# Net force on a charge - Coulomb's law

1. Jun 16, 2013

### rms5643

1. The problem statement, all variables and given/known data
What is the force F on the 1 nC charge at the bottom?

Figure: http://session.masteringphysics.com/problemAsset/1384340/5/pic1.jpg

2. Relevant equations
Coulomb's law - k*qq/r^2

3. The attempt at a solution

1) After splitting up the net force into their respective vectors, I assume that the X vectors from the two 2.0 nC charges cancel out. As a result, I believe this problem only involves computation of the Y direction.

2) -6 nC on the 1.0 nC:

8.99*10^-9 * (6.6*10^-9) * (1.0^-9) / (5*10^-2)^2

* Pulls upwards, thus positive force

3) 2.0 nc on the 1.0 nC (Y component):

(8.99*106-9 * (2.0*10^-9) * (1.0*10^-9) / (5.10^-2)^2 ) * cos(45) * 2 (<-- Since there are two 2.0 nC charges contributing to the net Y force)

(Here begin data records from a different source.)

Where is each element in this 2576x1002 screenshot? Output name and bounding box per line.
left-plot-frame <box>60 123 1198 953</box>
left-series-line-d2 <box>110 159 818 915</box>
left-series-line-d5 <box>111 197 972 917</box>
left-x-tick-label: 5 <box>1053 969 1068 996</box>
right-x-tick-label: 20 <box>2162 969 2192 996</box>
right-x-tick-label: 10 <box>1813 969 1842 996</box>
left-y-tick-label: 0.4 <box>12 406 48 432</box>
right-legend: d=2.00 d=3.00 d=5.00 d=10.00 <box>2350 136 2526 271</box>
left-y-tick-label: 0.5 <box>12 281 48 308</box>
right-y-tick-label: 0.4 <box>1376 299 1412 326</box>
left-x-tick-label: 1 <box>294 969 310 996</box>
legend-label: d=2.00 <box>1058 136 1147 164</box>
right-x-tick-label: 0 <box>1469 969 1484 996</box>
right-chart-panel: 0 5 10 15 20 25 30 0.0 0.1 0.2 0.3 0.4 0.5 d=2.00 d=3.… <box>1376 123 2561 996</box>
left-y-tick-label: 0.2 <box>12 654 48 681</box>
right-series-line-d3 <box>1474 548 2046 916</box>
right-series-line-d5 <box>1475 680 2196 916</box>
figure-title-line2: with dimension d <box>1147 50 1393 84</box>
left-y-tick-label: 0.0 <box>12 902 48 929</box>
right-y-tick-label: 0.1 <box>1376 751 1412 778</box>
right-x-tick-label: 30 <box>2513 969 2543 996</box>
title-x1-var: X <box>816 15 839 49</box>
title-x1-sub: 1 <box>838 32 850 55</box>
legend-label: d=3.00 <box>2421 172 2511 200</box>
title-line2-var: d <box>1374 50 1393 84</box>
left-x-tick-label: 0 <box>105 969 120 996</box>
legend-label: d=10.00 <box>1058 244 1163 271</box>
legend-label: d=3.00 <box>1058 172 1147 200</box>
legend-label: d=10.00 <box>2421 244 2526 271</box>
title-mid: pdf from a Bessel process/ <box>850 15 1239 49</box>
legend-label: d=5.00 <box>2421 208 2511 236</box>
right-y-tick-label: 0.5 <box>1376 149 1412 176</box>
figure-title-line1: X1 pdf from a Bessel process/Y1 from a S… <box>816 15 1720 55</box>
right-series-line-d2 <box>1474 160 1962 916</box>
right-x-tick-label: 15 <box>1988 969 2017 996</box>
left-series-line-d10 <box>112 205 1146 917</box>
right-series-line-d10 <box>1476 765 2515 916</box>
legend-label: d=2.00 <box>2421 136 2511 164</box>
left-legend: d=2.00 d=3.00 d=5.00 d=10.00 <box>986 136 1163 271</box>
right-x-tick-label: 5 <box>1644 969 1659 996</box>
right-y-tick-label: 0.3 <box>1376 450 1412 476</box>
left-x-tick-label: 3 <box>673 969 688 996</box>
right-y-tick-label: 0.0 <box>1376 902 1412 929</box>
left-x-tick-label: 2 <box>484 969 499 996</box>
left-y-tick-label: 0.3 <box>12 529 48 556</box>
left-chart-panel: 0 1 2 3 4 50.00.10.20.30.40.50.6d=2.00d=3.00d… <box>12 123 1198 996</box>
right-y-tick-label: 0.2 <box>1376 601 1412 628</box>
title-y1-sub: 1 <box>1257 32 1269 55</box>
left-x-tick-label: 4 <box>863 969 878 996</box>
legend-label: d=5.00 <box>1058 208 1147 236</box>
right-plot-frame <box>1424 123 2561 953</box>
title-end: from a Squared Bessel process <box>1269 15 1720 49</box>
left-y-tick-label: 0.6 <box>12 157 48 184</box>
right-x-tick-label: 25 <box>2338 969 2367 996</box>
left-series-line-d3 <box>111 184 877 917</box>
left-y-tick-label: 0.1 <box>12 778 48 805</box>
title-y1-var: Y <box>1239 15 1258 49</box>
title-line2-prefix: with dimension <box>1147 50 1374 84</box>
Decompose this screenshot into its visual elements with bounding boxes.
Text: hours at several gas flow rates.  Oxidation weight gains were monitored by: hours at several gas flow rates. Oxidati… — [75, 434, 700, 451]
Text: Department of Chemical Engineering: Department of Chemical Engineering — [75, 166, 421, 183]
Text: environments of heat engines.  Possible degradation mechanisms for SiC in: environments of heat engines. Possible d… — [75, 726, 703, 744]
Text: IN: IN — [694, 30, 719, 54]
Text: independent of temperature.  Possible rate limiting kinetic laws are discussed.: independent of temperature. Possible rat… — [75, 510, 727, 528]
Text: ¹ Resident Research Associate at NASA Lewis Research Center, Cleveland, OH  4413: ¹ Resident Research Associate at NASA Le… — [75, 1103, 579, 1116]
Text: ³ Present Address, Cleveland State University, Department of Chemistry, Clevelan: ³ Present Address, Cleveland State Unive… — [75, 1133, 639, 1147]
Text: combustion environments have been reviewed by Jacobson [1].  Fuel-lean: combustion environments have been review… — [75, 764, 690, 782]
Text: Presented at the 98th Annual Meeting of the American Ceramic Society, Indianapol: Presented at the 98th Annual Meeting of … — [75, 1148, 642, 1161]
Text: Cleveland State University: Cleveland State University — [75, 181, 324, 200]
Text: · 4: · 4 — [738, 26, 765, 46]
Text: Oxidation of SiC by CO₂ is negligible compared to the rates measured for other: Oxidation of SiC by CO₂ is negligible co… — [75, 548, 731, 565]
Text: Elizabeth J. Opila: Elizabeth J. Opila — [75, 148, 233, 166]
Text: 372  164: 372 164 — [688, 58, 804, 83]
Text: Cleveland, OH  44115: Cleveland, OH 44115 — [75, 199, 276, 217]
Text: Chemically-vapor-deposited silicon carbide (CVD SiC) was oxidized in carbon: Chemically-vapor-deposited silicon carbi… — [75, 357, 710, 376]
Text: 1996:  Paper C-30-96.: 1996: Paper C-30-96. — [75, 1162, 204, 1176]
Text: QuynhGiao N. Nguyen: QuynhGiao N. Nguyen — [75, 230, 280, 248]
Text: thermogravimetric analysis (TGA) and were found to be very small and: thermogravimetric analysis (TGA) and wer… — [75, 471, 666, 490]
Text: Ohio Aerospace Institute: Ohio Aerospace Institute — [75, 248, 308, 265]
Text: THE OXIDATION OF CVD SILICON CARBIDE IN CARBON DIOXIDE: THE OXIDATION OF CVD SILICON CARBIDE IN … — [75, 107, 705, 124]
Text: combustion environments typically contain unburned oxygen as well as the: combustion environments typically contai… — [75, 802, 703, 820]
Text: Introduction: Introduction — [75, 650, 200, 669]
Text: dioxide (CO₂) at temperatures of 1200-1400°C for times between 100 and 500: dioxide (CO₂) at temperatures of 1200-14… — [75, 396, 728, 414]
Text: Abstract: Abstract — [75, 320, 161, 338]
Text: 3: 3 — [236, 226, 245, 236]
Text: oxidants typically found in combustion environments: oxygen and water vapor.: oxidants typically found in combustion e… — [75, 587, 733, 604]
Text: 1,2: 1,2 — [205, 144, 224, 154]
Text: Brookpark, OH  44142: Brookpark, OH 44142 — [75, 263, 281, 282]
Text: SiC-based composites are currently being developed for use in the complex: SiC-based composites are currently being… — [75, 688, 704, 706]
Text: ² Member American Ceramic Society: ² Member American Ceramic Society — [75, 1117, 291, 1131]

* Pulls downwards, thus negative force

4) Net X = 0
Net Y = (8.99*10^-9 * (6.6*10^-9) * (1.0^-9) / (5*10^-2)^2) - ((8.99*106-9 * (2.0*10^-9) * (1.0*10^-9) / (5.10^-2)^2 ) * cos(45) * 2)

Net Y = -0.000029 (Rounded to two sig figs)

This answer is incorrect. Where did I go wrong?

2. Jun 16, 2013

### Redbelly98

Staff Emeritus
Welcome to Physics Forums.

Your method is correct, so it looks like there is an arithmetic error. A negative final answer doesn't make sense: each +2 nC charge exerts less then half of the force exerted by the -6 nC charge -- plus there is the cos(45) factor for the +2 nC charges. So the net force must be in the same direction as that due to the -6 nC charge, hence upward.

Is the "6.6" just a typo in your post, or did you really calculate using that number?
I would take out the common factor of $8.99 \cdot 10^{+9} \cdot \frac{10^{-9} \cdot 10^{-9}}{(5 \cdot 10^{-2})^2}$, then calculate the $6\cdot 1 - 2\cdot 1 \cdot \cos(45) \cdot 2$ part next.